After his release in 1977, Pedro Tierra dedicated his time to social causes. He was active in the foundation of rural workers unions across Brazil, the Workers’ Party (PT), the Workers Exclusive Center (CUT), and the Landless Rural Workers Movement (MST).

The featured poem, “The Pedagogy of Steel,” denounces the massacre of nineteen landless rural workers by the military police in Eldorado dos Carajás (Pará), on April 17, 1996: the fourth of similar massacres in the 1990s. Tierra not only recalls these four massacres, but also includes three earlier clashes (1893-1930). He makes clear that the struggle of small farmers and rural workers against large private landowners and giant agricultural corporations continues to be one of violent confrontation and exclusion.

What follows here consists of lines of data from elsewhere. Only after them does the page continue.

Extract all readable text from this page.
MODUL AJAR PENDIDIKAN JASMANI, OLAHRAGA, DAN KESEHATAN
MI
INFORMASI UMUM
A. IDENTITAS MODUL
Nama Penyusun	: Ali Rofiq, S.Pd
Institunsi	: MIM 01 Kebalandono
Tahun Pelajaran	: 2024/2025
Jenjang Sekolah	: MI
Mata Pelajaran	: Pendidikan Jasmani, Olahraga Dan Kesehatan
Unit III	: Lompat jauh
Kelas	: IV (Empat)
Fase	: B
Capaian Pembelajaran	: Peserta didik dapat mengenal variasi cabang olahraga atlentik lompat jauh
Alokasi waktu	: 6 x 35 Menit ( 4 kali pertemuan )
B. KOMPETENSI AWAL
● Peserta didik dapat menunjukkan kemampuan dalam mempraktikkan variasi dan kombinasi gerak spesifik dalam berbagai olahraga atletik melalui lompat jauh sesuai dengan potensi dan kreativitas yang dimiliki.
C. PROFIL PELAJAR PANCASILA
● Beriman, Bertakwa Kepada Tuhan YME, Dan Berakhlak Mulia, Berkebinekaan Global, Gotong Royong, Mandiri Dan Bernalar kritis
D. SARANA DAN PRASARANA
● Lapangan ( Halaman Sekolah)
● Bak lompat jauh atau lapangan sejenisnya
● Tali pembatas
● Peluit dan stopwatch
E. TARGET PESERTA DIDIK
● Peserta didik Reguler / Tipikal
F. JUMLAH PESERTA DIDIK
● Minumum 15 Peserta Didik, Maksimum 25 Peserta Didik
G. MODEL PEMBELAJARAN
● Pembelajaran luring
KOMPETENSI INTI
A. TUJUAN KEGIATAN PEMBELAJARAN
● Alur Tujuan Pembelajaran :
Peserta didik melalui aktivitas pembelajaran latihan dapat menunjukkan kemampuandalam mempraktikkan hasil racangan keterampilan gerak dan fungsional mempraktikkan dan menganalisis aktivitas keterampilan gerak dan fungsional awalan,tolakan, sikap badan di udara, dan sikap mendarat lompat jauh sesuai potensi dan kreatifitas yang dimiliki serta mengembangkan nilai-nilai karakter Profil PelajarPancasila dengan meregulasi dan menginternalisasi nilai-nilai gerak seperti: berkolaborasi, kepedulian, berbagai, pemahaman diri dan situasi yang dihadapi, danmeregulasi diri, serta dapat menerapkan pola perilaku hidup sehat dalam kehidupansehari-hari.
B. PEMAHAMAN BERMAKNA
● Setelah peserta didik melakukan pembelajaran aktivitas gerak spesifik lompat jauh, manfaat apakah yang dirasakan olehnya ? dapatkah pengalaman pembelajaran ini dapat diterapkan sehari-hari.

Tierra’s use of the metaphor “steel” captures well this ongoing, relentless struggle. Forged in fire, steel is not only used in weaponry, but also reflects an emotional state. He expresses both connotations in the third stanza:

The pedagogy of steel
strikes down the body
this merciless geography…

Geography is the most comprehensive study of man and his environment. When that habitat becomes “merciless,” where does it leave man? As Tierra notes in his following stanza:

There is a nation of men
excluded from the nation.
There is a nation of men
excluded from life.
There is a nation of silent men
excluded by every word.
There is a nation of men
fighting behind the fences.
There is a nation of men
without face,
buried in the mud,
without name
buried by silence.

The plight of landless rural workers is not unique to Brazil. A front-runner American presidential candidate has used very derogatory words to criminalize undocumented, Mexican farm workers, eking out a living here in the United States.